唐宇迪《python数据分析与机器学习实战》学习笔记
32探索性数据分析-足球赛事数据集
原始数据:链接,提取码:yypl
数据包含球员和裁判的信息,2012-2013年的比赛数据,总共设计球员2053名,裁判3147名,特征列表如下:
1.1 数据及模块导入
#from __future__ import absolute_import, division, print_function
import matplotlib as mpl
from matplotlib import pyplot as plt
from matplotlib.pyplot import GridSpec
import seaborn as sns
import numpy as np
import pandas as pd
import os, sys
from tqdm import tqdm
import warnings
warnings.filterwarnings('ignore')
sns.set_context("poster", font_scale=1.3)
#import missingno as msno
#import pandas_profiling
from sklearn.datasets import make_blobs
import time
df = pd.read_csv("redcard.csv.gz", compression='gzip')
print(df.shape)
df.head()
(146028, 28)
1.2 简单的统计:(count统计非空值个数)
df.describe().T
1.3查看数据类型:
(机器学习建模时只认识‘float’和‘int’型,其他类型需要映射转换一下,这里做探索分析就不用了)
df.dtypes
playerShort object
player object
club object
leagueCountry object
birthday object
height float64
weight float64
position object
games int64
victories int64
ties int64
defeats int64
goals int64
yellowCards int64
yellowReds int64
redCards int64
photoID object
rater1 float64
rater2 float64
refNum int64
refCountry int64
Alpha_3 object
meanIAT float64
nIAT float64
seIAT float64
meanExp float64
nExp float64
seExp float64
dtype: object
1.4 查看并提取列名
all_columns = df.columns.tolist()
all_columns
[‘playerShort’,
‘player’,
‘club’,
‘leagueCountry’,
‘birthday’,
‘height’,
‘weight’,
‘position’,
‘games’,
‘victories’,
‘ties’,
‘defeats’,
‘goals’,
‘yellowCards’,
‘yellowReds’,
‘redCards’,
‘photoID’,
‘rater1’,
‘rater2’,
‘refNum’,
‘refCountry’,
‘Alpha_3’,
‘meanIAT’,
‘nIAT’,
‘seIAT’,
‘meanExp’,
‘nExp’,
‘seExp’]
思考问题,加入一个运动员出现多次,计算时相当于其权重加强,所以可以用groupby解决这个问题:
print(df['height'].mean())
print(np.mean(df.groupby('playerShort').height.mean()))
181.93593798236887
181.74372848007872
数据通常具有多特征高纬度,分析时统计指标不同,因此可以将其分为几个小的数据集单项分析。例如:单看球员、裁判,看球员-裁判关系,单看国家…
2.1.1数据切分
#切分出球员数据,及其相关特征数据
player_index = 'playerShort' #球员ID
player_cols = [#'player', #球员名字丢弃,因为有对应ID了
'birthday',
'height',
'weight',
'position',
'photoID',
'rater1',
'rater2',
]
2.1.2检测及去重
#数据检测,避免复制错误、重名等影响
all_cols_unique_players = df.groupby('playerShort').agg({col:'nunique' for col in player_cols})

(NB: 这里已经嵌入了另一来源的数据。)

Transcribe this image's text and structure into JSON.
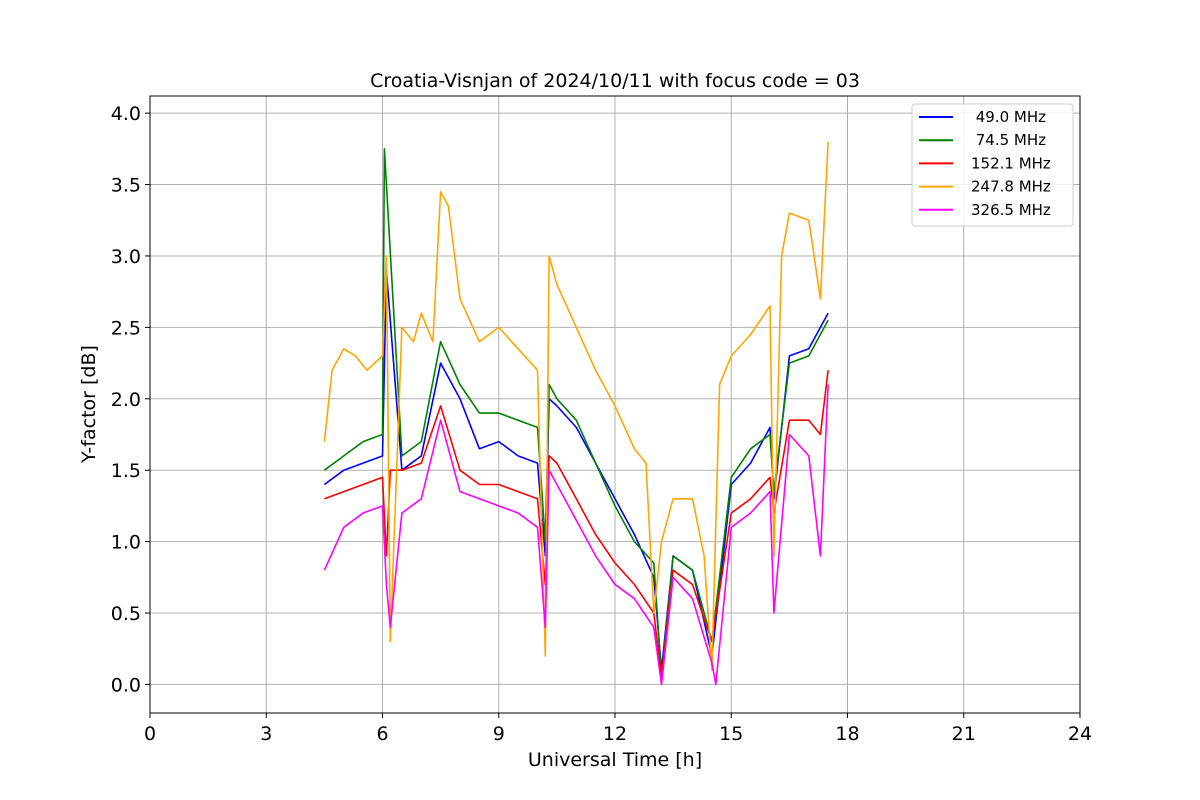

all_cols_unique_players.head() #为1就是出现一次,为2就是重复了,这里数据干净
all_cols_unique_players[all_cols_unique_players > 1].dropna().head()#去重
def get_subgroup(dataframe, g_index, g_columns):
"""Helper function that creates a sub-table from the columns and runs a quick uniqueness test."""
g = dataframe.groupby(g_index).agg({col:'nunique' for col in g_columns})
if g[g > 1].dropna().shape[0] != 0:
print("Warning: you probably assumed this had all unique values but it doesn't.")
return dataframe.groupby(g_index).agg({col:'max' for col in g_columns})
函数调用
players = get_subgroup(df, player_index, player_cols)
players.head()
def save_subgroup(dataframe, g_index, subgroup_name, prefix='raw_'):
save_subgroup_filename = "".join([prefix, subgroup_name, ".csv.gz"])
dataframe.to_csv(save_subgroup_filename, compression='gzip', encoding='UTF-8')
test_df = pd.read_csv(save_subgroup_filename, compression='gzip', index_col=g_index, encoding='UTF-8')
# Test that we recover what we send in
if dataframe.equals(test_df):
print("Test-passed: we recover the equivalent subgroup dataframe.")
else:
print("Warning -- equivalence test!!! Double-check.")
save_subgroup(players, player_index, "players")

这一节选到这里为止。